The Federal Reserve was created to stabilize the economy, yet it has become a symbol of entrenched power. Its decisions on interest rates ripple through every household, often with mistakes that punish ordinary people while rewarding financial elites. It acts like a fourth branch of government, unelected yet wielding enormous influence, using outdated models that no longer fit today’s economy. Reform seems impossible, because once a system like this is embedded, it becomes self‑perpetuating. Like a scheme that traps everyone inside, it cannot be abolished without chaos, so it continues, holding America back.

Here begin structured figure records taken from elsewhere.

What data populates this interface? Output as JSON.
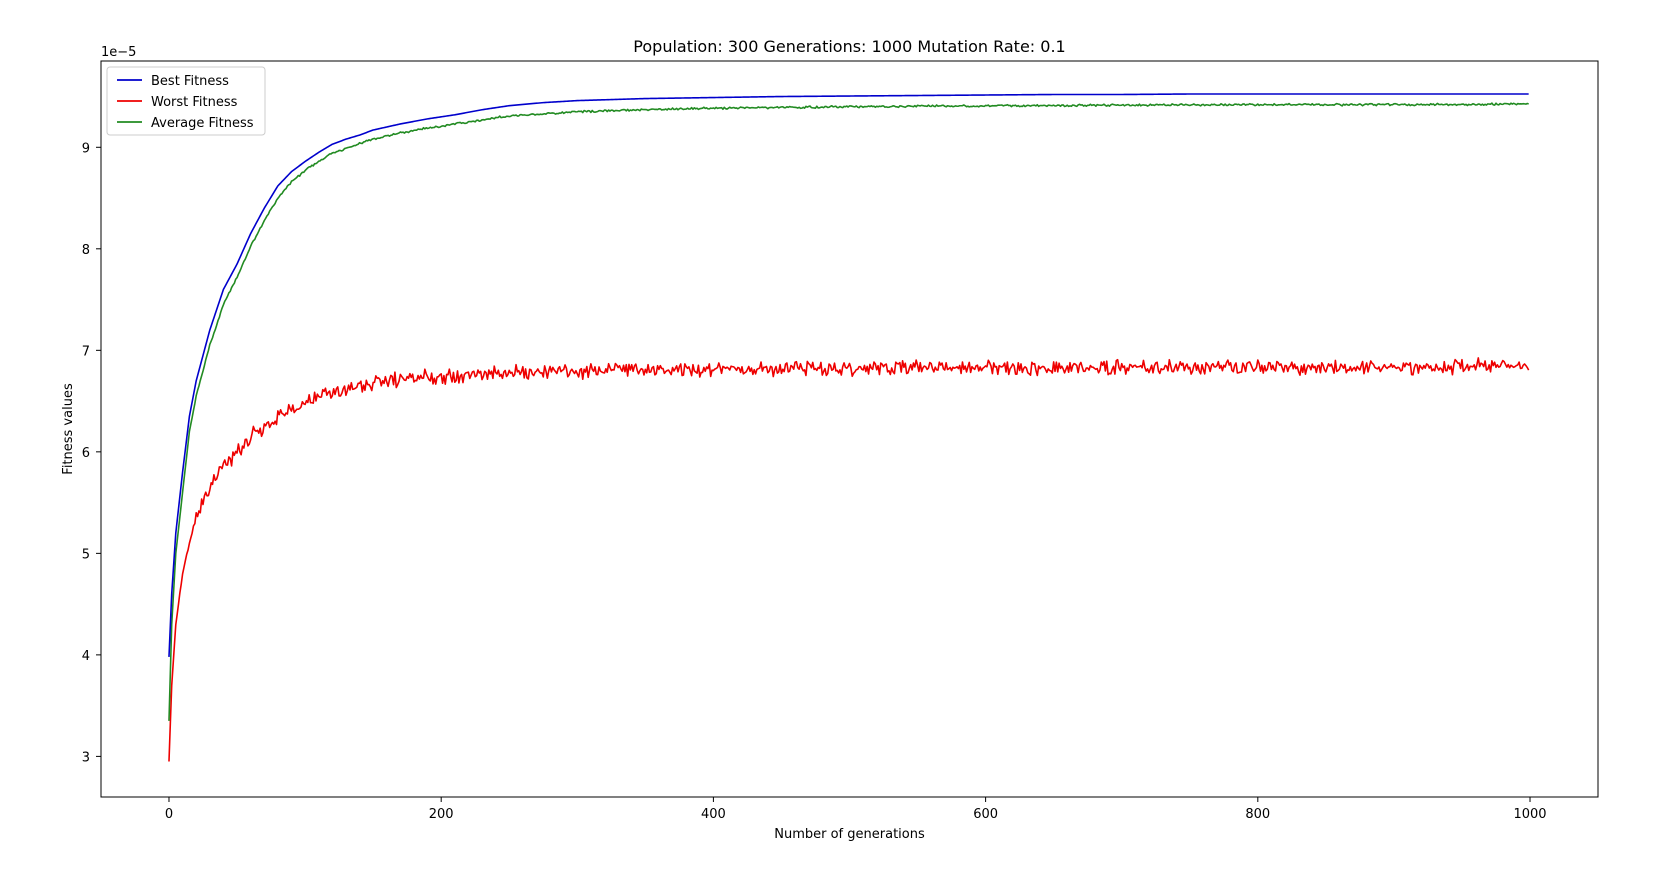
{
  "chart_data": {
    "type": "line",
    "title": "Population: 300 Generations: 1000 Mutation Rate: 0.1",
    "xlabel": "Number of generations",
    "ylabel": "Fitness values",
    "y_offset_label": "1e−5",
    "xlim": [
      -49.95,
      1049.95
    ],
    "ylim": [
      2.6,
      9.85
    ],
    "x_ticks": [
      0,
      200,
      400,
      600,
      800,
      1000
    ],
    "y_ticks": [
      3,
      4,
      5,
      6,
      7,
      8,
      9
    ],
    "grid": false,
    "legend_position": "top-left",
    "series": [
      {
        "name": "Best Fitness",
        "color": "#0000cc",
        "noise": 0.0,
        "x": [
          0,
          2,
          5,
          10,
          15,
          20,
          25,
          30,
          40,
          50,
          60,
          70,
          80,
          90,
          100,
          110,
          120,
          130,
          140,
          150,
          170,
          190,
          210,
          230,
          250,
          275,
          300,
          350,
          400,
          450,
          500,
          550,
          600,
          650,
          700,
          750,
          800,
          850,
          900,
          950,
          999
        ],
        "values": [
          3.98,
          4.6,
          5.2,
          5.8,
          6.35,
          6.7,
          6.95,
          7.2,
          7.6,
          7.85,
          8.15,
          8.4,
          8.62,
          8.76,
          8.86,
          8.95,
          9.03,
          9.08,
          9.12,
          9.17,
          9.23,
          9.28,
          9.32,
          9.37,
          9.41,
          9.44,
          9.46,
          9.48,
          9.49,
          9.5,
          9.505,
          9.51,
          9.515,
          9.52,
          9.52,
          9.525,
          9.525,
          9.525,
          9.525,
          9.525,
          9.525
        ]
      },
      {
        "name": "Worst Fitness",
        "color": "#ee0000",
        "noise": 0.055,
        "x": [
          0,
          2,
          5,
          10,
          15,
          20,
          25,
          30,
          40,
          50,
          60,
          70,
          80,
          90,
          100,
          110,
          120,
          140,
          160,
          180,
          200,
          250,
          300,
          350,
          400,
          500,
          600,
          700,
          800,
          900,
          999
        ],
        "values": [
          2.95,
          3.7,
          4.3,
          4.8,
          5.1,
          5.35,
          5.5,
          5.65,
          5.85,
          6.0,
          6.15,
          6.25,
          6.35,
          6.42,
          6.48,
          6.54,
          6.58,
          6.65,
          6.7,
          6.73,
          6.75,
          6.78,
          6.8,
          6.81,
          6.82,
          6.83,
          6.83,
          6.83,
          6.83,
          6.83,
          6.85
        ]
      },
      {
        "name": "Average Fitness",
        "color": "#228b22",
        "noise": 0.008,
        "x": [
          0,
          2,
          5,
          10,
          15,
          20,
          25,
          30,
          40,
          50,
          60,
          70,
          80,
          90,
          100,
          110,
          120,
          130,
          140,
          150,
          170,
          190,
          210,
          230,
          250,
          275,
          300,
          350,
          400,
          500,
          600,
          700,
          800,
          900,
          999
        ],
        "values": [
          3.35,
          4.3,
          5.0,
          5.6,
          6.2,
          6.55,
          6.8,
          7.05,
          7.45,
          7.72,
          8.02,
          8.28,
          8.5,
          8.66,
          8.77,
          8.86,
          8.94,
          8.99,
          9.04,
          9.08,
          9.14,
          9.19,
          9.23,
          9.27,
          9.31,
          9.33,
          9.35,
          9.37,
          9.385,
          9.4,
          9.41,
          9.415,
          9.42,
          9.42,
          9.425
        ]
      }
    ]
  }
}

But the Fed is only one example of how government chooses winners and losers. Consider the Roth IRA, which benefits those with extra income to save but leaves the struggling worker untouched. Marriage tax benefits reward couples while single people pay more. Federal subsidies and refunds — whether from tariffs or COVID relief — flow unevenly, helping some industries while others are ignored. Even taxpayer money directed toward abortion funding creates moral outrage, forcing citizens to support something they may oppose. These laws are written as if they are equal, but in reality they are selective, unfair, and divisive.


This is not new. Scripture warns us against favoritism. James 2:1–4 says: “My brothers, show no partiality as you hold the faith in our Lord Jesus Christ, the Lord of glory. For if a man wearing a gold ring and fine clothing comes into your assembly, and a poor man in shabby clothing also comes in, and you pay attention to the one who wears the fine clothing… have you not then made distinctions among yourselves and become judges with evil thoughts?” The Bible condemns the very thing our politicians practice daily: favoritism, hypocrisy, and self‑interest.


And here lies the frustration. These politicians are heretics in the truest sense — not because they deny God with their lips, but because they deny His command with their actions. Jesus said the greatest commandment after loving God is to “love your neighbor as yourself.” Yet our leaders legislate for themselves, for donors, for reelection campaigns, not for the people they claim to serve. They care only when the spotlight is on them, when ballots are near. The rest of the time, it is a political show, a theater of power where the American people are props, not priorities.


The Fed continues to act like a cartel, Congress continues to write laws that divide, and the people continue to bear the burden. But the higher law remains: love your neighbor, show no favoritism, seek justice, walk humbly with God. When human law fails, divine law calls us back to authenticity. If our leaders will not live it, then it falls to us to embody it — to resist hypocrisy, to care for one another, and to remind the world that true authority is measured not by power, but by fruit: justice, mercy, humility, and love.